He intentado escribir de cuatro o cinco maneras diferentes que escribir es algo que se olvida, pero no he sabido cómo ponerlo palabra por palabra, bien redactado y con los sintagmas en su sitio. Cada vez que cambiaba algo, era para peor. La alternativa a ser incapaz de escribir que escribir es algo que se olvida —me aferro a esa expresión, que es la única que se me ocurre de forma inmediata e intuitiva— es no escribir sobre el acto de escribir.
Como soy muy cabezota, me empecino en escribir sobre el acto de no escribir, como me ocurre en muchas otras ocasiones, aunque el hecho de abandonar esa tensión y dejarme en manos de la desgana gane siempre por una diferencia abultada. Ahora me limito a escuchar a Art Pepper, pensar en las musarañas y en ese saxofón que oscila entre las paredes del salón. Y dejar abierta la puerta.
No escribir es muy sencillo para el que no escribe nunca, pero también para todos los que se sienten aturullados de palabras. Cuando escribir es menos que una decisión, pero más que una necesidad.
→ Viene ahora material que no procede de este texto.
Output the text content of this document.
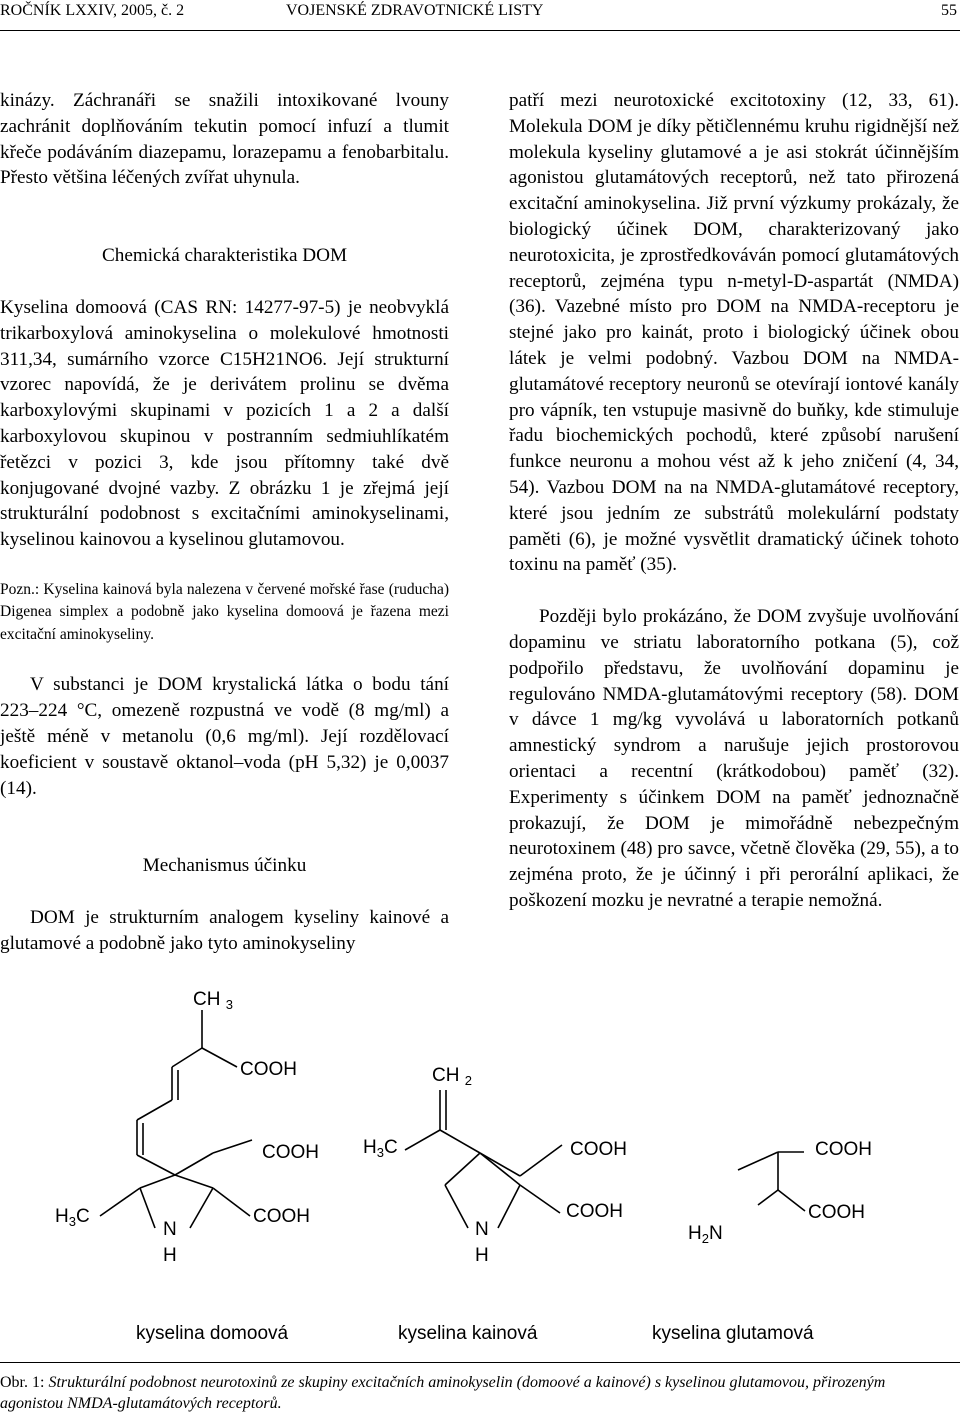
ROČNÍK LXXIV, 2005, č. 2	VOJENSKÉ ZDRAVOTNICKÉ LISTY	55

kinázy. Záchranáři se snažili intoxikované lvouny zachránit doplňováním tekutin pomocí infuzí a tlumit křeče podáváním diazepamu, lorazepamu a fenobarbitalu. Přesto většina léčených zvířat uhynula.

Chemická charakteristika DOM

Kyselina domoová (CAS RN: 14277-97-5) je neobvyklá trikarboxylová aminokyselina o molekulové hmotnosti 311,34, sumárního vzorce C15H21NO6. Její strukturní vzorec napovídá, že je derivátem prolinu se dvěma karboxylovými skupinami v pozicích 1 a 2 a další karboxylovou skupinou v postranním sedmiuhlíkatém řetězci v pozici 3, kde jsou přítomny také dvě konjugované dvojné vazby. Z obrázku 1 je zřejmá její strukturální podobnost s excitačními aminokyselinami, kyselinou kainovou a kyselinou glutamovou.

Pozn.: Kyselina kainová byla nalezena v červené mořské řase (ruducha) Digenea simplex a podobně jako kyselina domoová je řazena mezi excitační aminokyseliny.

V substanci je DOM krystalická látka o bodu tání 223–224 °C, omezeně rozpustná ve vodě (8 mg/ml) a ještě méně v metanolu (0,6 mg/ml). Její rozdělovací koeficient v soustavě oktanol–voda (pH 5,32) je 0,0037 (14).

Mechanismus účinku

DOM je strukturním analogem kyseliny kainové a glutamové a podobně jako tyto aminokyseliny

patří mezi neurotoxické excitotoxiny (12, 33, 61). Molekula DOM je díky pětičlennému kruhu rigidnější než molekula kyseliny glutamové a je asi stokrát účinnějším agonistou glutamátových receptorů, než tato přirozená excitační aminokyselina. Již první výzkumy prokázaly, že biologický účinek DOM, charakterizovaný jako neurotoxicita, je zprostředkováván pomocí glutamátových receptorů, zejména typu n-metyl-D-aspartát (NMDA) (36). Vazebné místo pro DOM na NMDA-receptoru je stejné jako pro kainát, proto i biologický účinek obou látek je velmi podobný. Vazbou DOM na NMDA-glutamátové receptory neuronů se otevírají iontové kanály pro vápník, ten vstupuje masivně do buňky, kde stimuluje řadu biochemických pochodů, které způsobí narušení funkce neuronu a mohou vést až k jeho zničení (4, 34, 54). Vazbou DOM na na NMDA-glutamátové receptory, které jsou jedním ze substrátů molekulární podstaty paměti (6), je možné vysvětlit dramatický účinek tohoto toxinu na paměť (35).

Později bylo prokázáno, že DOM zvyšuje uvolňování dopaminu ve striatu laboratorního potkana (5), což podpořilo představu, že uvolňování dopaminu je regulováno NMDA-glutamátovými receptory (58). DOM v dávce 1 mg/kg vyvolává u laboratorních potkanů amnestický syndrom a narušuje jejich prostorovou orientaci a recentní (krátkodobou) paměť (32). Experimenty s účinkem DOM na paměť jednoznačně prokazují, že DOM je mimořádně nebezpečným neurotoxinem (48) pro savce, včetně člověka (29, 55), a to zejména proto, že je účinný i při perorální aplikaci, že poškození mozku je nevratné a terapie nemožná.

CH $_3$
COOH
COOH
COOH
$H_3C$
N
H
CH $_2$
$H_3C$	COOH
COOH
N
H
COOH
COOH
$H_2N$
kyselina domoová	kyselina kainová	kyselina glutamová
Obr. 1: Strukturální podobnost neurotoxinů ze skupiny excitačních aminokyselin (domoové a kainové) s kyselinou glutamovou, přirozeným agonistou NMDA-glutamátových receptorů.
Me gustaría saber decirlo, pero se me ha olvidado porque ahora todo este milagro compositivo se me encasquilla, se me resiste y se me revuelve en ese espacio que habitó entre la cabeza y las manos.
Un impulso no basta y toda la paciencia del mundo tampoco. Quizás debería intentarlo en un poquito a poco, pero entonces escucho el piano de Oscar Peterson y me vengo arriba, como ese sol de mi ciudad, que en ocasiones gana a las nubes y se asoma entre los estertores de un final de primavera de catorce grados centígrados.
Si supiese dibujar, dibujaría. Si supiese cantar, cantaría. Como no sé escribir, porque se me ha olvidado (quizás nunca he sabido), escribo. A ver qué pasa, a ver qué me pasa.